When learning to practice mindfulness or sexual meditation alone or with your partner, there are many ways to get started. To start practicing you first need to find time and a comfortable place to create moments of structured mindfulness or sexual meditation. Start with simple steps like sitting in a quiet place and focus on your breathing and clearing your mind will ensure you can learn to connect with your partner in many ways. Building skills and learning to focus in the moment the NOW and only then will it help you be able to feel every sensation in the bedroom or wherever you’re trying to be sexual. Get with your partner and sit back to back and scan your body mentally and physically to see how your body feels from head to toe, remember to take notes of any parts that make you feel tense or relaxed. While meditating close your eyes to eliminate distraction and concentrate better. During any form of intimacy with your partner it is best to keep your eyes open so you can pick up on all sensual moments, and any sexual situations. This will help you to be able to have a connection with your partner on another level.

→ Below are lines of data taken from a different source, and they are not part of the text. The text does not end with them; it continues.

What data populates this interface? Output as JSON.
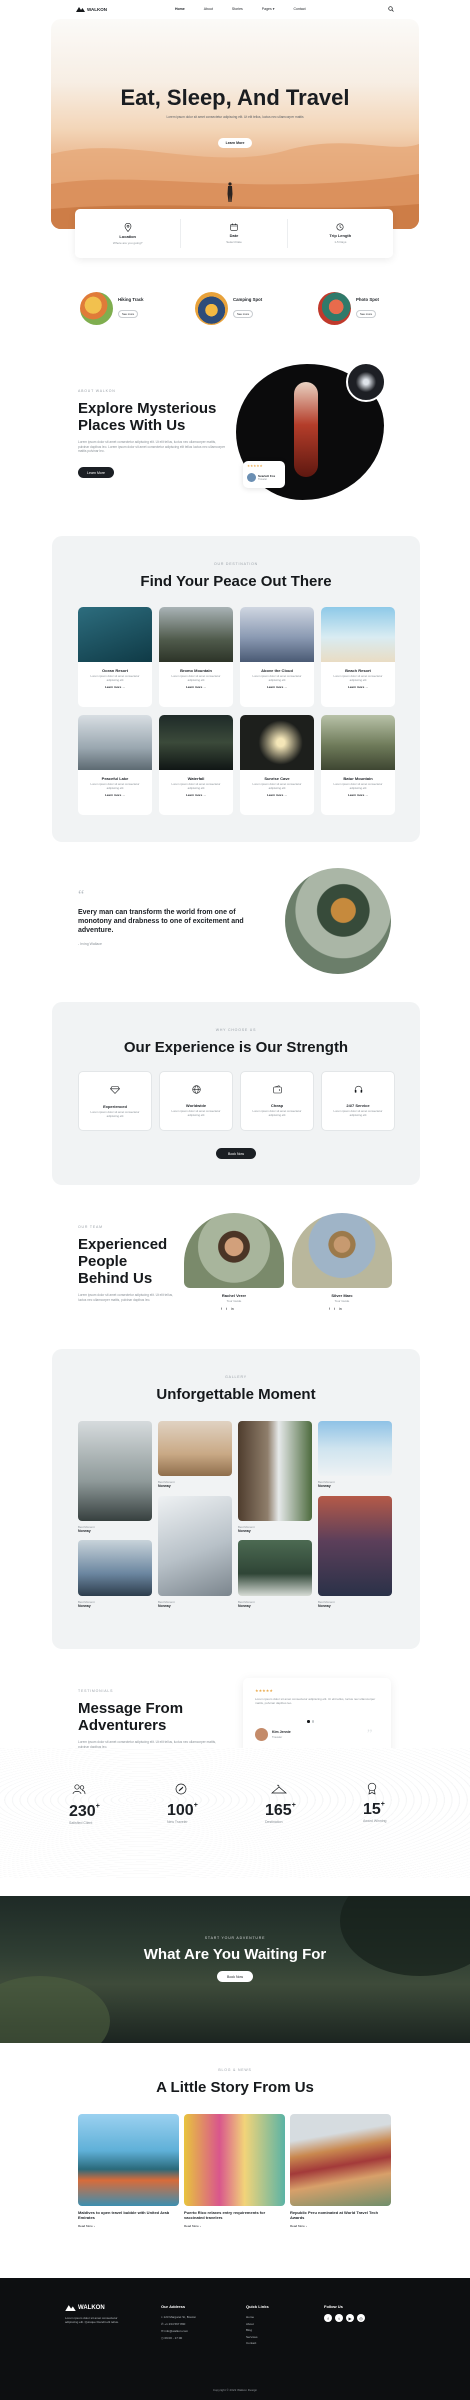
{
  "header": {
    "brand": "WALKON",
    "nav": [
      "Home",
      "About",
      "Stories",
      "Pages",
      "Contact"
    ],
    "nav_dropdown_index": 3
  },
  "hero": {
    "title": "Eat, Sleep, And Travel",
    "subtitle": "Lorem ipsum dolor sit amet consectetur adipiscing elit. Ut elit tellus, luctus nec ullamcorper mattis",
    "button": "Learn More"
  },
  "booking": [
    {
      "icon": "location-pin-icon",
      "label": "Location",
      "hint": "Where are you going?"
    },
    {
      "icon": "calendar-icon",
      "label": "Date",
      "hint": "Select Date"
    },
    {
      "icon": "clock-icon",
      "label": "Trip Length",
      "hint": "1-5 Days"
    }
  ],
  "features": [
    {
      "title": "Hiking Track",
      "badge": "See more"
    },
    {
      "title": "Camping Spot",
      "badge": "See more"
    },
    {
      "title": "Photo Spot",
      "badge": "See more"
    }
  ],
  "about": {
    "eyebrow": "ABOUT WALKON",
    "title": "Explore Mysterious Places With Us",
    "body": "Lorem ipsum dolor sit amet consectetur adipiscing elit. Ut elit tellus, luctus nec ullamcorper mattis, pulvinar dapibus leo. Lorem ipsum dolor sit amet consectetur adipiscing elit tellus luctus nec ullamcorper mattis pulvinar leo.",
    "button": "Learn More",
    "review_name": "Scarlett Fox",
    "review_role": "Traveler"
  },
  "destinations": {
    "eyebrow": "OUR DESTINATION",
    "title": "Find Your Peace Out There",
    "link": "Learn more",
    "items": [
      {
        "name": "Ocean Resort",
        "desc": "Lorem ipsum dolor sit amet consectetur adipiscing elit"
      },
      {
        "name": "Bromo Mountain",
        "desc": "Lorem ipsum dolor sit amet consectetur adipiscing elit"
      },
      {
        "name": "Above the Cloud",
        "desc": "Lorem ipsum dolor sit amet consectetur adipiscing elit"
      },
      {
        "name": "Beach Resort",
        "desc": "Lorem ipsum dolor sit amet consectetur adipiscing elit"
      },
      {
        "name": "Peaceful Lake",
        "desc": "Lorem ipsum dolor sit amet consectetur adipiscing elit"
      },
      {
        "name": "Waterfall",
        "desc": "Lorem ipsum dolor sit amet consectetur adipiscing elit"
      },
      {
        "name": "Sunrise Cave",
        "desc": "Lorem ipsum dolor sit amet consectetur adipiscing elit"
      },
      {
        "name": "Batur Mountain",
        "desc": "Lorem ipsum dolor sit amet consectetur adipiscing elit"
      }
    ]
  },
  "quote": {
    "text": "Every man can transform the world from one of monotony and drabness to one of excitement and adventure.",
    "author": "- Irving Wallace"
  },
  "why": {
    "eyebrow": "WHY CHOOSE US",
    "title": "Our Experience is Our Strength",
    "button": "Book Now",
    "items": [
      {
        "icon": "diamond-icon",
        "title": "Experienced",
        "desc": "Lorem ipsum dolor sit amet consectetur adipiscing elit"
      },
      {
        "icon": "globe-icon",
        "title": "Worldwide",
        "desc": "Lorem ipsum dolor sit amet consectetur adipiscing elit"
      },
      {
        "icon": "wallet-icon",
        "title": "Cheap",
        "desc": "Lorem ipsum dolor sit amet consectetur adipiscing elit"
      },
      {
        "icon": "headset-icon",
        "title": "24/7 Service",
        "desc": "Lorem ipsum dolor sit amet consectetur adipiscing elit"
      }
    ]
  },
  "team": {
    "eyebrow": "OUR TEAM",
    "title": "Experienced People Behind Us",
    "body": "Lorem ipsum dolor sit amet consectetur adipiscing elit. Ut elit tellus, luctus nec ullamcorper mattis, pulvinar dapibus leo.",
    "members": [
      {
        "name": "Rachel Verer",
        "role": "Tour Guide",
        "socials": [
          "f",
          "t",
          "in"
        ]
      },
      {
        "name": "Silver Marc",
        "role": "Tour Guide",
        "socials": [
          "f",
          "t",
          "in"
        ]
      }
    ]
  },
  "gallery": {
    "eyebrow": "GALLERY",
    "title": "Unforgettable Moment",
    "captions": [
      {
        "eyebrow": "Best Moment",
        "place": "Norway"
      },
      {
        "eyebrow": "Best Moment",
        "place": "Norway"
      },
      {
        "eyebrow": "Best Moment",
        "place": "Norway"
      },
      {
        "eyebrow": "Best Moment",
        "place": "Norway"
      },
      {
        "eyebrow": "Best Moment",
        "place": "Norway"
      },
      {
        "eyebrow": "Best Moment",
        "place": "Norway"
      },
      {
        "eyebrow": "Best Moment",
        "place": "Norway"
      },
      {
        "eyebrow": "Best Moment",
        "place": "Norway"
      }
    ]
  },
  "testimonials": {
    "eyebrow": "TESTIMONIALS",
    "title": "Message From Adventurers",
    "body": "Lorem ipsum dolor sit amet consectetur adipiscing elit. Ut elit tellus, luctus nec ullamcorper mattis, pulvinar dapibus leo.",
    "card_text": "Lorem ipsum dolor sit amet consectetur adipiscing elit. Ut elit tellus, luctus nec ullamcorper mattis, pulvinar dapibus leo.",
    "card_name": "Kim Jennie",
    "card_role": "Traveler"
  },
  "stats": [
    {
      "value": "230",
      "suffix": "+",
      "label": "Satisfied Client"
    },
    {
      "value": "100",
      "suffix": "+",
      "label": "New Traveler"
    },
    {
      "value": "165",
      "suffix": "+",
      "label": "Destination"
    },
    {
      "value": "15",
      "suffix": "+",
      "label": "Award Winning"
    }
  ],
  "cta": {
    "eyebrow": "START YOUR ADVENTURE",
    "title": "What Are You Waiting For",
    "button": "Book Now"
  },
  "blog": {
    "eyebrow": "BLOG & NEWS",
    "title": "A Little Story From Us",
    "read": "Read More",
    "posts": [
      {
        "title": "Maldives to open travel bubble with United Arab Emirates"
      },
      {
        "title": "Puerto Rico relaxes entry requirements for vaccinated travelers"
      },
      {
        "title": "Republic Peru nominated at World Travel Tech Awards"
      }
    ]
  },
  "footer": {
    "brand": "WALKON",
    "desc": "Lorem ipsum dolor sit amet consectetur adipiscing elit. Quisque blandit elit tellus.",
    "address_title": "Our Address",
    "address": [
      "123 Margaret St, Boston",
      "+1 234 567 890",
      "info@walkon.com",
      "09:00 - 17:00"
    ],
    "links_title": "Quick Links",
    "links": [
      "Home",
      "About",
      "Blog",
      "Services",
      "Contact"
    ],
    "follow_title": "Follow Us",
    "copyright": "Copyright © 2022 Walkon Design"
  },
  "colors": {
    "dark": "#1b1f24",
    "panel": "#f1f3f4",
    "accent": "#e9a94b",
    "footer": "#0d0f11"
  }
}
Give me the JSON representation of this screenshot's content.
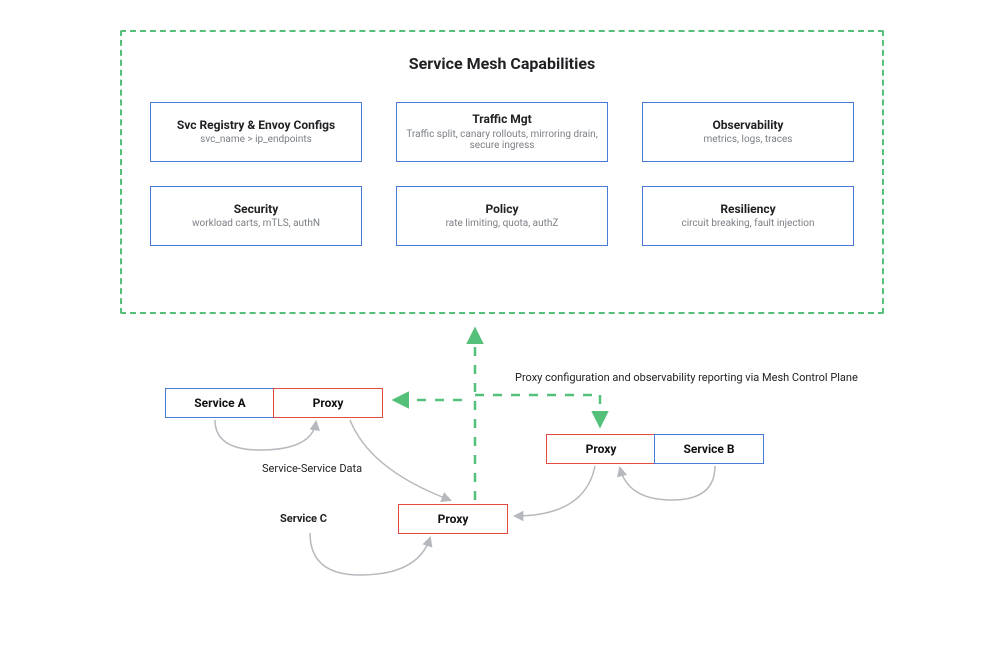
{
  "title": "Service Mesh Capabilities",
  "capabilities": [
    {
      "title": "Svc Registry & Envoy Configs",
      "sub": "svc_name >  ip_endpoints"
    },
    {
      "title": "Traffic Mgt",
      "sub": "Traffic split, canary rollouts, mirroring drain, secure ingress"
    },
    {
      "title": "Observability",
      "sub": "metrics, logs, traces"
    },
    {
      "title": "Security",
      "sub": "workload carts, mTLS, authN"
    },
    {
      "title": "Policy",
      "sub": "rate limiting, quota, authZ"
    },
    {
      "title": "Resiliency",
      "sub": "circuit breaking, fault injection"
    }
  ],
  "nodes": {
    "service_a": "Service A",
    "proxy_a": "Proxy",
    "service_b": "Service B",
    "proxy_b": "Proxy",
    "proxy_c": "Proxy",
    "service_c_label": "Service C"
  },
  "captions": {
    "mesh_control": "Proxy configuration and observability reporting via Mesh Control Plane",
    "svc_svc_data": "Service-Service Data"
  },
  "colors": {
    "dashed_green": "#55c07a",
    "blue_border": "#4a7bd6",
    "red_border": "#e04a3f",
    "arrow_gray": "#b5b9bd"
  }
}
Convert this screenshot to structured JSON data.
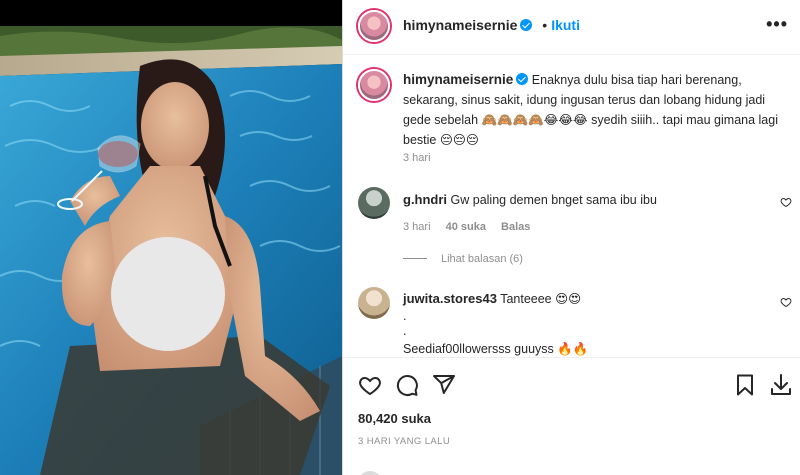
{
  "post": {
    "username": "himynameisernie",
    "follow_label": "Ikuti",
    "separator": "•",
    "more_label": "•••",
    "caption": "Enaknya dulu bisa tiap hari berenang, sekarang, sinus sakit, idung ingusan terus dan lobang hidung jadi gede sebelah 🙈🙈🙈🙈😂😂😂 syedih siiih.. tapi mau gimana lagi bestie 😔😔😔",
    "caption_time": "3 hari",
    "likes": "80,420 suka",
    "posted_time": "3 HARI YANG LALU"
  },
  "comments": [
    {
      "username": "g.hndri",
      "text": "Gw paling demen bnget sama ibu ibu",
      "time": "3 hari",
      "likes": "40 suka",
      "reply_label": "Balas",
      "view_replies": "Lihat balasan (6)"
    },
    {
      "username": "juwita.stores43",
      "text": "Tanteeee 😍😍",
      "line2": ".",
      "line3": ".",
      "line4": "Seediaf00llowersss guuyss 🔥🔥"
    }
  ],
  "icons": {
    "verified": "verified-badge-icon",
    "more": "more-options-icon",
    "like": "heart-icon",
    "comment": "comment-icon",
    "share": "share-icon",
    "save": "bookmark-icon",
    "download": "download-icon"
  },
  "colors": {
    "accent": "#0095f6",
    "text": "#262626",
    "muted": "#8e8e8e",
    "border": "#efefef"
  }
}
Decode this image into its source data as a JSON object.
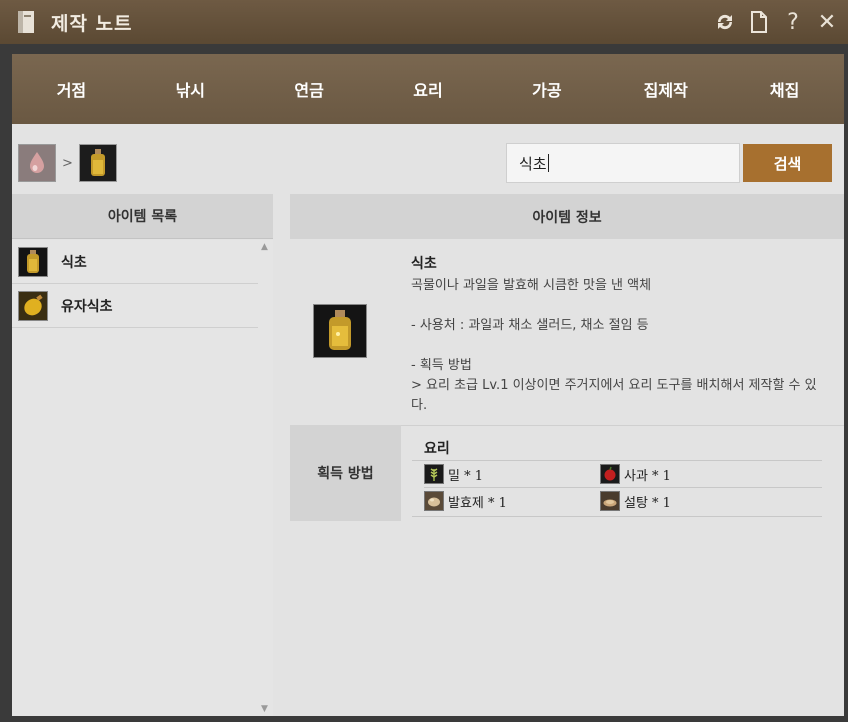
{
  "window": {
    "title": "제작 노트"
  },
  "title_icons": [
    "refresh-icon",
    "document-icon",
    "help-icon",
    "close-icon"
  ],
  "tabs": [
    {
      "label": "거점"
    },
    {
      "label": "낚시"
    },
    {
      "label": "연금"
    },
    {
      "label": "요리"
    },
    {
      "label": "가공"
    },
    {
      "label": "집제작"
    },
    {
      "label": "채집"
    }
  ],
  "breadcrumb": {
    "separator": ">"
  },
  "search": {
    "value": "식초",
    "button_label": "검색"
  },
  "item_list": {
    "header": "아이템 목록",
    "items": [
      {
        "label": "식초"
      },
      {
        "label": "유자식초"
      }
    ]
  },
  "item_info": {
    "header": "아이템 정보",
    "name": "식초",
    "description_lines": [
      "곡물이나 과일을 발효해 시큼한 맛을 낸 액체",
      "",
      "- 사용처 : 과일과 채소 샐러드, 채소 절임 등",
      "",
      "- 획득 방법",
      "> 요리 초급 Lv.1 이상이면 주거지에서 요리 도구를 배치해서 제작할 수 있다."
    ]
  },
  "acquisition": {
    "label": "획득 방법",
    "method": "요리",
    "ingredients": [
      {
        "label": "밀 * 1",
        "icon": "wheat-icon"
      },
      {
        "label": "사과 * 1",
        "icon": "apple-icon"
      },
      {
        "label": "발효제 * 1",
        "icon": "leaven-icon"
      },
      {
        "label": "설탕 * 1",
        "icon": "sugar-icon"
      }
    ]
  },
  "colors": {
    "accent": "#a7702f",
    "tab_bar": "#6f5c46",
    "panel": "#e3e3e3"
  }
}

Eye contact is a great practice to use to get to a sexual peak. Look into each other’s eyes face to face for about 2 minutes then look into one eye for 2 minutes and don’t talk but you can laugh. That’s okay. Then start kissing with your eyes open, concentrate on the sensations. When you can look at each other inside and outside the bedroom in the midst of the moment of connection things will start to flow better. Then start practicing mindfulness on the little things like showers, eating, walking, driving to get going in these simple exercises. So here we go with getting in touch with your senses in the shower, the noises, the sensation of the water on your skin, the smell, the taste. Focus all your attention on your body, what you feel right now or if you’re driving not what’s in your head. Don’t focus on what you have to do when you get to work or what’s happening once you get there or what you have to say when you get there. Focus on the drive itself, look around you, pay attention to the dew on the grass if it is early or pay attention to the sunset in the evening staying in the moment in the now and enjoying that experience you can dread in the morning drive or get into enjoying it or feel it. If you can do all these tiny little detail 5 minutes everyday it will carry on in your sex life, carry on through everything you do you will start to have less blahs, start to be less depressed and the sun will start to be brighter. That’s when and only when you start to see everything through the rose-colored glasses.